Dr Jonathan Pointer, chartered clinical psychologist and psychotherapist (Therapy Sanctuary), says: “Being critical of our bodies is not a helpful position to take because it can negatively affect our mood, reduce our self-esteem, and lead us to adopt unhelpful behaviours, such as avoiding situations in which we feel most exposed, as well as playing a part in the development of eating disorders.
“The body positive position attempts to fight our internalised critical voice, but it, too, can lead us to become overly focused on our body image. In some cases, this can add another level of distress, when people become critical of themselves for any perceived lapses in their concerted efforts to be consistently body positive.”
The self-love movement has been a strong player on social media, encouraging us to harness the ability to admire our bodies despite us often feeling like it hates us. We know being caught up in loathing aspects of our bodies – although a somewhat common experience these days – encourages shame, stigmatises the more vulnerable, fosters bullying and limits our ability to fight the unrealistic images we envy and desire, such as bouncing back after pregnancy. I did not bounce. I fell.
In fighting the challenges of the idealistic standards of female beauty, body-shaming has been shown to increase depression and anxiety and create a risk of eating disorders such as anorexia nervosa, bulimia nervosa and body dysmorphia.
The last decade has witnessed a surge in advocates who encourage us to stop this hatred, accept and appreciate who we are. It’s a desirable place to be and a wonderful attitude to have.

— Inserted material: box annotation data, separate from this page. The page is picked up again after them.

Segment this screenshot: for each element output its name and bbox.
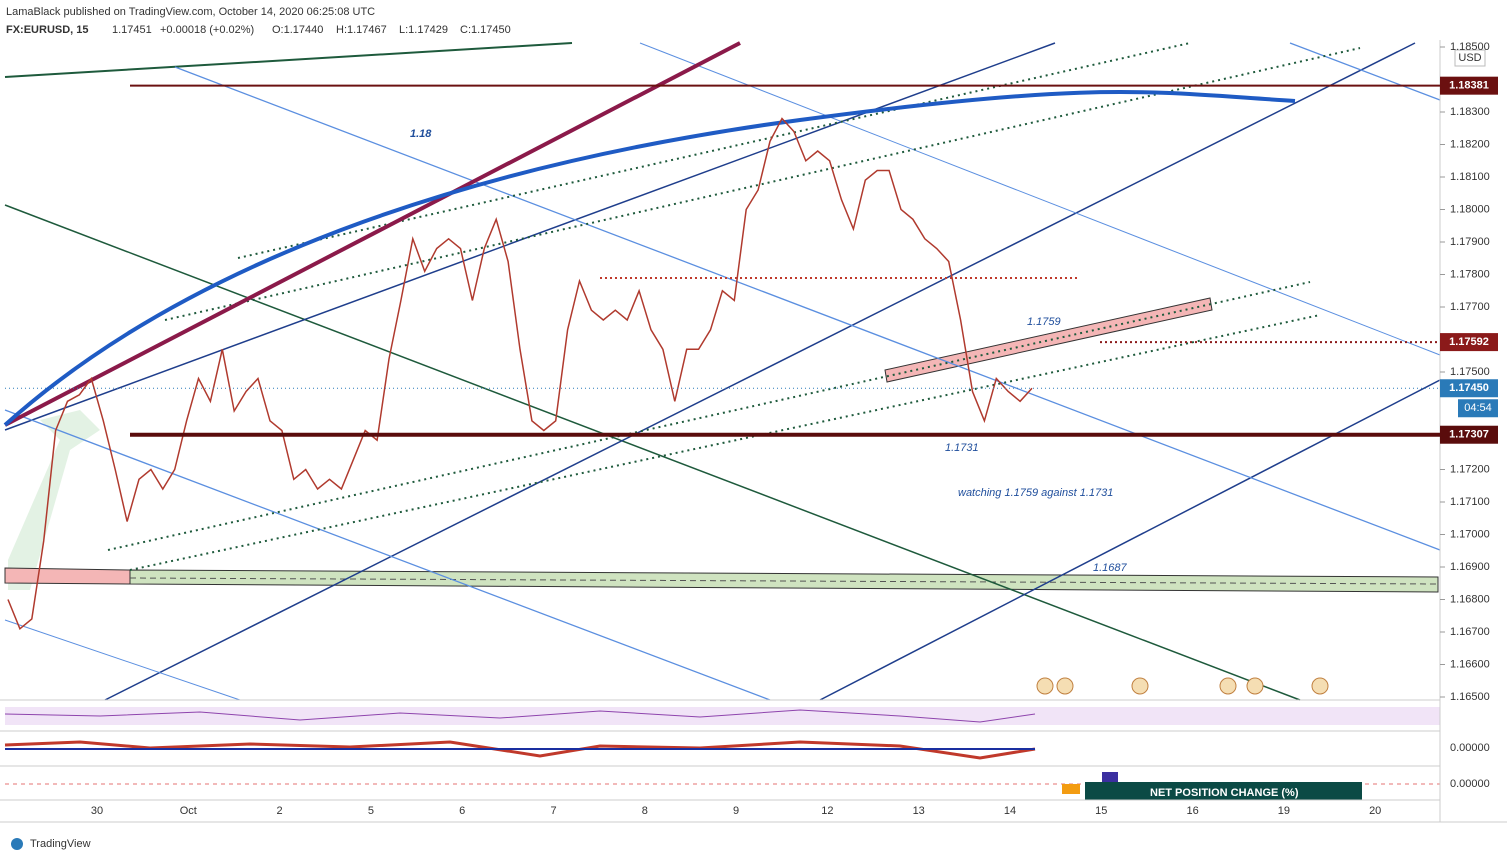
currency-box — [1454, 49, 1486, 67]
price-badge — [1440, 76, 1498, 95]
trendline — [4, 42, 573, 78]
annotation: 1.1759 — [1027, 316, 1061, 328]
arrow — [8, 410, 100, 590]
zone-mid — [129, 577, 1439, 585]
trendline — [174, 66, 1441, 551]
y-tick-label: 1.17100 — [1450, 496, 1490, 508]
dotted-line — [129, 314, 1321, 571]
events — [1036, 677, 1329, 695]
x-tick-label: 7 — [550, 805, 556, 817]
y-tick-label: 1.17900 — [1450, 236, 1490, 248]
x-tick-label: 6 — [459, 805, 465, 817]
y-tick-label: 1.18300 — [1450, 106, 1490, 118]
event-icon — [1131, 677, 1149, 695]
x-tick-label: 30 — [91, 805, 103, 817]
y-tick-label: 1.17200 — [1450, 463, 1490, 475]
trendline — [104, 42, 1416, 701]
change: +0.00018 (+0.02%) — [160, 24, 254, 36]
bar — [1102, 772, 1118, 784]
last: 1.17451 — [112, 24, 152, 36]
drawings — [3, 41, 1441, 701]
indicator-label: 0.00000 — [1450, 778, 1490, 790]
y-tick-label: 1.17700 — [1450, 301, 1490, 313]
event-icon — [1036, 677, 1054, 695]
currency: USD — [1458, 52, 1481, 64]
arc — [3, 90, 1296, 427]
countdown: 04:54 — [1464, 402, 1492, 414]
y-tick-label: 1.17000 — [1450, 528, 1490, 540]
price-badge-label: 1.17307 — [1449, 429, 1489, 441]
trendline — [4, 204, 1301, 701]
y-tick-label: 1.18000 — [1450, 203, 1490, 215]
high: H:1.17467 — [336, 24, 387, 36]
x-tick-label: 16 — [1186, 805, 1198, 817]
net-position-banner — [1085, 782, 1362, 800]
open: O:1.17440 — [272, 24, 323, 36]
x-tick-label: 14 — [1004, 805, 1016, 817]
net-position: NET POSITION CHANGE (%) — [1150, 787, 1299, 799]
trendline — [4, 42, 1056, 431]
rsi-line — [4, 709, 1036, 723]
brand: TradingView — [30, 838, 91, 850]
x-tick-label: 9 — [733, 805, 739, 817]
indicator-label: 0.00000 — [1450, 742, 1490, 754]
price-badge-label: 1.17450 — [1449, 382, 1489, 394]
y-tick-label: 1.16600 — [1450, 658, 1490, 670]
price-badge — [1440, 379, 1498, 398]
rsi-band — [5, 707, 1440, 725]
trendline — [4, 41, 741, 427]
price-line — [7, 117, 1033, 631]
x-tick-label: 13 — [913, 805, 925, 817]
publisher: LamaBlack published on TradingView.com, … — [6, 6, 375, 18]
y-tick-label: 1.16800 — [1450, 593, 1490, 605]
x-tick-label: 12 — [821, 805, 833, 817]
y-tick-label: 1.17500 — [1450, 366, 1490, 378]
event-icon — [1219, 677, 1237, 695]
close: C:1.17450 — [460, 24, 511, 36]
y-tick-label: 1.16500 — [1450, 691, 1490, 703]
dotted-line — [107, 281, 1311, 551]
x-tick-label: 5 — [368, 805, 374, 817]
bar — [1062, 784, 1080, 794]
annotation: 1.1687 — [1093, 562, 1128, 574]
brand-logo — [11, 838, 23, 850]
symbol: FX:EURUSD, 15 — [6, 24, 89, 36]
low: L:1.17429 — [399, 24, 448, 36]
event-icon — [1056, 677, 1074, 695]
trendline — [639, 42, 1441, 356]
x-tick-label: 19 — [1278, 805, 1290, 817]
annotation: 1.18 — [410, 128, 432, 140]
annotation: watching 1.1759 against 1.1731 — [958, 487, 1113, 499]
x-tick-label: 20 — [1369, 805, 1381, 817]
trendline — [4, 619, 241, 701]
price-badge — [1440, 425, 1498, 444]
event-icon — [1246, 677, 1264, 695]
x-tick-label: 2 — [277, 805, 283, 817]
annotation: 1.1731 — [945, 442, 979, 454]
zone — [4, 567, 131, 585]
x-tick-label: 15 — [1095, 805, 1107, 817]
y-tick-label: 1.16700 — [1450, 626, 1490, 638]
event-icon — [1311, 677, 1329, 695]
x-tick-label: 8 — [642, 805, 648, 817]
y-tick-label: 1.18100 — [1450, 171, 1490, 183]
y-tick-label: 1.18200 — [1450, 138, 1490, 150]
trendline — [1289, 42, 1441, 101]
y-tick-label: 1.18500 — [1450, 41, 1490, 53]
trendline — [4, 409, 771, 701]
price-badge-label: 1.17592 — [1449, 336, 1489, 348]
countdown-badge — [1458, 399, 1498, 418]
y-tick-label: 1.17800 — [1450, 268, 1490, 280]
price-badge-label: 1.18381 — [1449, 80, 1489, 92]
price-badge — [1440, 333, 1498, 352]
x-tick-label: Oct — [180, 805, 197, 817]
y-tick-label: 1.16900 — [1450, 561, 1490, 573]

But it’s not always as simple as saying, my body is actually okay.
My own lack of body confidence has been damaging, as those internal conversations sing a negative bias. I have had plenty of shouting matches with my thighs, acne, and again my 5ft nothing-ness. I would love to say that the body positivity movement had an eye-opening effect on me, but it took me quite some time to recognise that these changes brought about by pregnancy and motherhood were in fact liberating.

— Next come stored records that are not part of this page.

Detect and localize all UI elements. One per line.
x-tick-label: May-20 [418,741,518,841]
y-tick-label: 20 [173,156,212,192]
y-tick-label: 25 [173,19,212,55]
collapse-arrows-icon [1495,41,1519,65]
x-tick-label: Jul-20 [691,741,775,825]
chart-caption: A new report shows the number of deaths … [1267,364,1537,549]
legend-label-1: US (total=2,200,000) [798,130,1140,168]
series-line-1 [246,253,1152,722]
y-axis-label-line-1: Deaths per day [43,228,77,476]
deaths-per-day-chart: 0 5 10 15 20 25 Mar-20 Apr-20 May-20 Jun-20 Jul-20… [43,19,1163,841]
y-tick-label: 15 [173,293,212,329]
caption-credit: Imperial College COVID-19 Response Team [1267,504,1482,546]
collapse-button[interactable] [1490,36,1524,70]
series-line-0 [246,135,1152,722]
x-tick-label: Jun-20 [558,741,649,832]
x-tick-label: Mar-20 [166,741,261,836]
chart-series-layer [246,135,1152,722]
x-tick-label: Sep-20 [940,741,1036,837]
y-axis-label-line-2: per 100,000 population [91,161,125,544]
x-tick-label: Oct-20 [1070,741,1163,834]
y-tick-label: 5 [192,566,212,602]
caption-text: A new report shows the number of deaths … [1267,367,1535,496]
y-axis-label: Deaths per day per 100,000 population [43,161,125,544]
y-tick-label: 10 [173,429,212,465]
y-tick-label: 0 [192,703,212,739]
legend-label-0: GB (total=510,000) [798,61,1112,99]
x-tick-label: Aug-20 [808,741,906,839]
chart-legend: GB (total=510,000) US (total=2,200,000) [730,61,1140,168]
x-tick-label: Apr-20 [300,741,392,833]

At times, I feel empowered by how the unique idiosyncrasies of my body add up to make it what it is. And at times, I am guided to a new kind of self-esteem and confidence as motherhood stamps herself on my proud body. But then I feel awkward about it all yet again. My 20-something self, taking hold.
I remain critical of my body but it’s a fluctuating argument depending on my mood and perhaps the lighting. I may never fully embrace my imperfections, but I know it’s okay to have them.

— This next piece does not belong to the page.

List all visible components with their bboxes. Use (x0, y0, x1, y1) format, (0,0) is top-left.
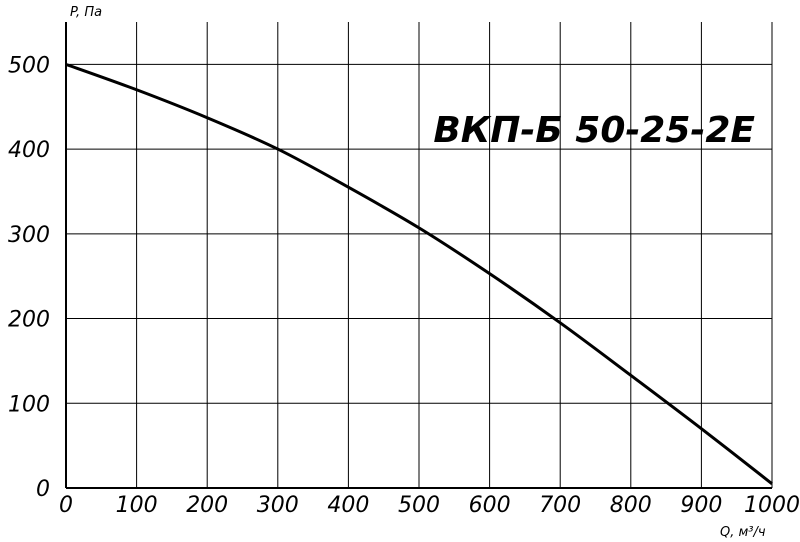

I have accepted my body for what it is. A potentially evolving dynamic considering I can never own the body I had in my 20s, not that I necessarily would want to, but it wasn’t as scarred or blemished; and surely the body I have in my 30s will have changed by the time I am rooted in my 40s and those scars and blemishes may have faded or have less significance. And this is where body neutrality has developed from.
Dr Pointer explains: “The concept of body neutrality focuses on the position of developing acceptance towards our bodies and developing a relationship of gratitude toward our bodies for what they do for us. The body neutrality position is similar to that adopted by acceptance and commitment therapy which is itself derived from Buddhist psychology, whereby we learn to perceive our thoughts and feelings as just mental events, which we neither need to overly identity with nor avoid. They are simply just there, and instead we commit to our intrinsic values, such as living compassionate lives.”
The body positivity movement has been somewhat of a success with limited acceptance from the industries we need to adjust to these changes. Our idea of beauty is diverse, whereas in the industry, sex still sells. Veering from body positivity to the new direction of body neutrality has been a welcome amendment to how we see ourselves.
This has been ground-breaking because of the effect it has on our minds. Liberating us from an inaccessible ideal once our thought patterns can be adjusted away from industry standard. Because none of us have stepped off the conveyer belt and walked off the production line.